The purchase of cash value life insurance not only creates an immediate estate for the policy owner but is also a valuable saving tool to build an estate for other uses in the future. The value of the savings element is often disputed by prospects on the theory that there are more productive places they can put their money. I can remember a number of people about age 45 using the argument to defer action. On such occasions I usually asked the question, “How much have you saved so far?” Invariably the answer was zero. I then reminded them that they had 240 paychecks left before age 65 and retirement, and that 240 times zero equals zero. In most cases that was enough of a reality check to at least start a discussion about savings that was long overdue.
But the nuances impeding action by owners of significant estates are even more pervasive. First of all, many do not realize they are at risk because they, in their mind, have undervalued their assets or simply do not believe that estate taxes will affect them. The agent can be invaluable in popping those bubbles and creating the notion that some action is required. I always found it was helpful to cite the experience of well-known politicians, even presidents, with the tax people and then ask if there was any reason that they could expect to be treated any differently. After that hurdle had been overcome, then there were usually many other real or imagined barriers to securing action.
I recall a very successful local merchant who was totally frustrated with how to plan his estate. He had moved to our area many years earlier because of a health problem. He arrived in his 20s with few, if any, resources.
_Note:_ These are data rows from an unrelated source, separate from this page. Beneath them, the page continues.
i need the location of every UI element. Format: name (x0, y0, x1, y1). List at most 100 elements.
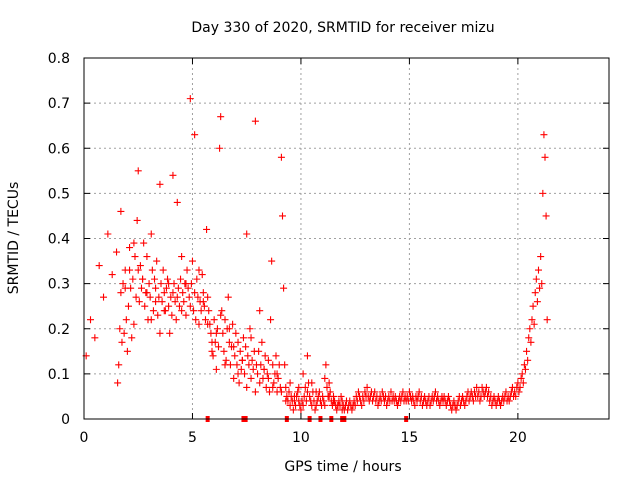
data-point (149, 307, 157, 315)
data-point (119, 280, 127, 288)
data-point (528, 316, 536, 324)
data-point (239, 334, 247, 342)
data-point (431, 388, 439, 396)
data-point (321, 401, 329, 409)
data-point (249, 365, 257, 373)
data-point (212, 329, 220, 337)
y-tick-label: 0.8 (48, 51, 70, 67)
data-point (122, 316, 130, 324)
data-point (137, 284, 145, 292)
data-point (411, 401, 419, 409)
data-point (461, 401, 469, 409)
data-point (197, 307, 205, 315)
data-point (290, 392, 298, 400)
data-point (294, 388, 302, 396)
data-point (167, 293, 175, 301)
data-point (393, 401, 401, 409)
y-tick-label: 0.2 (48, 322, 70, 338)
data-point (254, 370, 262, 378)
data-point (243, 383, 251, 391)
data-point (251, 388, 259, 396)
data-point (231, 352, 239, 360)
x-tick-label: 15 (400, 430, 418, 446)
data-point (415, 388, 423, 396)
data-point (218, 307, 226, 315)
data-point (169, 171, 177, 179)
data-point (272, 352, 280, 360)
data-point (361, 388, 369, 396)
data-point (182, 311, 190, 319)
data-point (538, 280, 546, 288)
data-point (260, 365, 268, 373)
data-point (285, 388, 293, 396)
data-point (543, 316, 551, 324)
data-point (152, 284, 160, 292)
data-point (143, 289, 151, 297)
x-tick-label: 20 (509, 430, 527, 446)
data-point (505, 397, 513, 405)
data-point (523, 347, 531, 355)
data-point (540, 131, 548, 139)
data-point (405, 388, 413, 396)
data-point (191, 131, 199, 139)
data-point (205, 307, 213, 315)
data-point (212, 365, 220, 373)
data-point (192, 316, 200, 324)
data-point (512, 392, 520, 400)
data-point (210, 316, 218, 324)
data-point (267, 316, 275, 324)
data-point (234, 338, 242, 346)
chart-title: Day 330 of 2020, SRMTID for receiver miz… (191, 20, 494, 36)
data-point (531, 289, 539, 297)
data-point (326, 388, 334, 396)
data-point (329, 397, 337, 405)
y-tick-label: 0 (61, 412, 70, 428)
data-point (209, 352, 217, 360)
data-point (256, 307, 264, 315)
data-point (536, 284, 544, 292)
data-point (264, 374, 272, 382)
data-point (117, 289, 125, 297)
data-point (533, 298, 541, 306)
data-point (165, 280, 173, 288)
data-point (242, 343, 250, 351)
data-point (279, 212, 287, 220)
data-point (262, 383, 270, 391)
data-point (146, 293, 154, 301)
data-point (222, 356, 230, 364)
data-point (147, 230, 155, 238)
data-point (195, 266, 203, 274)
gridlines (84, 58, 609, 419)
data-point (126, 244, 134, 252)
data-point (234, 370, 242, 378)
data-point (358, 401, 366, 409)
data-point (166, 329, 174, 337)
data-point (179, 289, 187, 297)
data-point (221, 361, 229, 369)
data-point (199, 298, 207, 306)
data-point (173, 198, 181, 206)
y-tick-label: 0.5 (48, 186, 70, 202)
data-point (132, 293, 140, 301)
data-point (118, 338, 126, 346)
data-point (399, 388, 407, 396)
data-point (306, 392, 314, 400)
data-point (173, 293, 181, 301)
x-tick-label: 5 (188, 430, 197, 446)
data-point (204, 293, 212, 301)
data-point (476, 397, 484, 405)
data-point (251, 117, 259, 125)
data-point (378, 388, 386, 396)
data-point (525, 334, 533, 342)
data-point (232, 329, 240, 337)
data-point (452, 406, 460, 414)
data-point (529, 302, 537, 310)
data-point (159, 266, 167, 274)
data-point (371, 388, 379, 396)
data-point (201, 316, 209, 324)
data-point (289, 406, 297, 414)
data-point (164, 275, 172, 283)
data-point (113, 248, 121, 256)
data-point (141, 302, 149, 310)
data-point (133, 216, 141, 224)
He started at the bottom of the local labor force but over the years developed his own business into one of the most successful of its kind in our state. His problem was his sons, who showed no interest in traveling down the path he had taken. He thought they were spoiled and did not take his business seriously. As a consequence he had no plan for business succession or real concern about conserving his estate beyond providing for his wife.
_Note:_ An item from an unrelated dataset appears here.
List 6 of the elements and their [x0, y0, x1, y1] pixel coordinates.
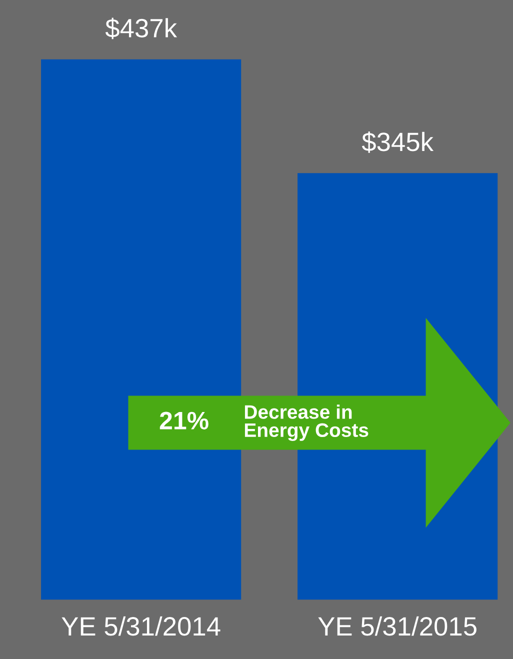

My role in this was to point out that it was unrealistic of him to expect his sons to travel the road he had taken. He was the product of a relatively poor family whereas his sons were part of one of the wealthiest families in town. Their legacy was not so much to create something of their own but rather to be good stewards of what he had created. By not having a concrete and adequately funded plan of succession the future was in doubt. If he did not care what happened to the business in the future, then why should his sons care? Happily, a plan of succession did ensue and it worked perfectly when the father retired years later.
By contrast, I worked with another man who had built a large and successful auto parts empire and he had a similar problem with his son. The son had lived in the lap of luxury all of his growing-up years–belonged to the country club, all his friends were from wealthy families and he was very much a part of the local social scene. When he reached age 21 the father decreed that now the son was on his own and it was up to him to make his own fortune the way his father did. I was never able to convince the father that raising a rich man’s son had a different set of problems and challenges than those of most families. No plan emerged, and as near as I can tell, in the end, the estate was just frittered away. The nuances overcame the logic and the concept of stewardship was lost.
Selling the logic of life insurance to either create or conserve an estate is, in reality, the easy part of creating a plan. Dealing with the nuances and idiosyncrasies of people is where the work really begins. The most important aspect of that phase is listening carefully to what is being said, separating fact from fiction and not being afraid to pop a cherished bubble now and then.